Wie bereits im Verkehrsausschuss diskutiert und beschlossen, wurde in der Ratssitzung am Montag auch das Thema der neuen Regelung für E-Scooter abgestimmt. Die vorab diskutierten Änderungen wurden im Rat weitgehend einstimmig beschlossen.
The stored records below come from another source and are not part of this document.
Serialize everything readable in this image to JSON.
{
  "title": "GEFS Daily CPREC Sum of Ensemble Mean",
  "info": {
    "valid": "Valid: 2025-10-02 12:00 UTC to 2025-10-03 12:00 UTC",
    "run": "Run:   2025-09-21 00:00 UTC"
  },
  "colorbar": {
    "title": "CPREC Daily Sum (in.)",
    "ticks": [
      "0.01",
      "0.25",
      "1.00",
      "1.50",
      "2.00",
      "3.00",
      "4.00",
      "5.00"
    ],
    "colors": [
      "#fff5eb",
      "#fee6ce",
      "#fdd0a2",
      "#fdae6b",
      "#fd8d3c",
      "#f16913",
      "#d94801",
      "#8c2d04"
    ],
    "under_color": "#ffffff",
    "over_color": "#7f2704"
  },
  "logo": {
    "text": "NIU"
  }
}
Simon Geiß von der SPD stellte als Sprecher seiner Partei im Verkehrsausschuss den Antrag von SPD und CDU erneut (die WZ berichtete) vor. So wird nun die Satzung über Erlaubnisse und Gebühren für Sondernutzungen auf öffentlichen Straßen angepasst und die Gebühr für E-Scooter und Pedelec im sogenannten Freefloating-System von 2,50 Euro auf fünf Euro erhöht. In der Stadt sollen zudem verpflichtend zu nutzende Abstellflächen eingerichtet werden. Außerdem sollen Sanktionierungsmöglichkeiten der Betreiber bis hin zur Entziehung der Sondernutzungserlaubnis festgeschrieben werden, um mehr Druck auf diese ausüben zu können. Das Ordnungsamt wird zudem angehalten, das verbotswidrige Abstellen von E-Scootern konsequent zu ahnden.
Einzig zur Gebührenordnung hatte Manfred Todtenhausen (FDP) Bedenken: „Die Betreiber sollen mehr in die Pflicht genommen werden – aber ich halte es für sinnvoller, die Regeln zu verschärfen, gleichzeitig aber bei den Gebühren zu entlasten.“ Entsprechend forderte er eine Abstimmung des Antrags zu den einzelnen Punkten und enthielt sich mit der FDP/Freie Wähler-Fraktion bei der Änderung der Gebührenordnung.
Auch der Zusatzantrag der Grünen bekam im Rat Zustimmung: Es wird eine Obergrenze für die Zahl der Fahrzeuge geben, die nach Absprache mit den Anbietern verteilt werden wird. Zudem wird eine verbindliche Quote für Fahrräder eingeführt. Sie müssen dann zehn Prozent der Fahrzeuge ausmachen, die in Wuppertal verfügbar sind.
Die Fraktionen sprachen sich durchweg für eine Verschärfung der Regeln aus und forderten mehr Verantwortungsübernahme der Betreiber. Serdat Ugurmann (SPD) betonte, dass bei der Anhebung der Sondernutzungsgebühr beobachtet werden muss, ob die Erhöhung angemessen ist. Die bisherige Gebühr würde nicht der realen Beanspruchung entsprechen. Die Politiker fordern von den Betreibern technische Verbesserungen, um verbotene Nutzungen zu unterbinden. Vor allem, dass sich viele (jugendliche) Nutzer die Topografie zunutze machen und trotz Piepsen ohne Freischaltung des Fahrzeuges den Berg herunterrollen, führe dazu, dass die Fahrzeuge widerrechtlich abgestellt werden.
Anbieter Bolt teilte hierzu schon vor Kurzem mit, dass KI-basierte Prüfmechanismen genutzt werden, um in Echtzeit erkennen zu können, wenn Fahrzeuge falsch abgestellt wurden, und weist auf die Plattform Shared Mobility hin, über die Falschparker plattformübergreifend gemeldet werden können.